Enter SysInternals Regmon utility (and congrats, guys, on your newfound wealth and fame). With it, I zeroed in on the exact registry entry that was causing the trouble: HKCRTypeLib{00020813-0000-0000-C000-000000000046}1.5 ACCESS DENIED. Double-click on the entry and check the permissions and lo! my problem is revealed!

For whatever reason, the 1.5 key had not been granted any access to anyone. I double-checked the same key for the Word interop and it was fine. I can't imagine what on Bill's earth caused this but it is fixed now...sort of.

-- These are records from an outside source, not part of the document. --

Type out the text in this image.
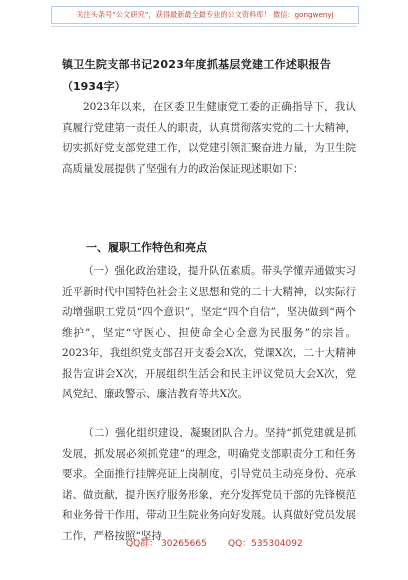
关注头条号“公文研究”，获得最新最全最专业的公文资料库！ 微信：gongwenyj
镇卫生院支部书记2023年度抓基层党建工作述职报告
（1934字）
2023年以来，在区委卫生健康党工委的正确指导下，我认真履行党建第一责任人的职责，认真贯彻落实党的二十大精神，切实抓好党支部党建工作，以党建引领汇聚奋进力量，为卫生院高质量发展提供了坚强有力的政治保证现述职如下：
一、履职工作特色和亮点
（一）强化政治建设，提升队伍素质。带头学懂弄通做实习近平新时代中国特色社会主义思想和党的二十大精神，以实际行动增强职工党员“四个意识”，坚定“四个自信”，坚决做到“两个维护”，坚定“守医心、担使命全心全意为民服务”的宗旨。2023年，我组织党支部召开支委会X次，党课X次，二十大精神报告宣讲会X次，开展组织生活会和民主评议党员大会X次，党风党纪、廉政警示、廉洁教育等共X次。
（二）强化组织建设，凝聚团队合力。坚持“抓党建就是抓发展，抓发展必须抓党建”的理念，明确党支部职责分工和任务要求。全面推行挂牌亮证上岗制度，引导党员主动亮身份、亮承诺、做贡献，提升医疗服务形象，充分发挥党员干部的先锋模范和业务骨干作用，带动卫生院业务向好发展。认真做好党员发展工作，严格按照“坚持
QQ群： 30265665 QQ：535304092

I gave Everyone full control over the key (because I can't be bothered to debug the inevitable security problems that will arise by assigning a more obtuse ACL then promptly forgetting it) and I am now the proud owner of an almost working VSTO2005 installation.

I saw almost because when I start up Visual Studio 2005 now, I get the following:

The property type library could not be found in the registry.

An attempt to repair this condition failed because you do not have the permissions to write to the system registry or because the type library could not be loaded.

This can be fixed (tee hee) by a system administrator running this program once, which will cause the proper file to be registered. If problems persist, then try repairing this application from the setup program.

I'm hoping another round with Regmon will take care of this one in a jiffy, too, but I'm in no mood to tackle it tonight.

To wrap up, I'll point out that this little troubleshooting session took a LOT longer than I've implied here. One little quirk that came up is that I originally ran regasm from the V2.0.50727 folder which gave the message described above. When I ran regasm from the V1.1.4322 folder, it was a lot more helpful because it listed the exact registry key that it was trying to access.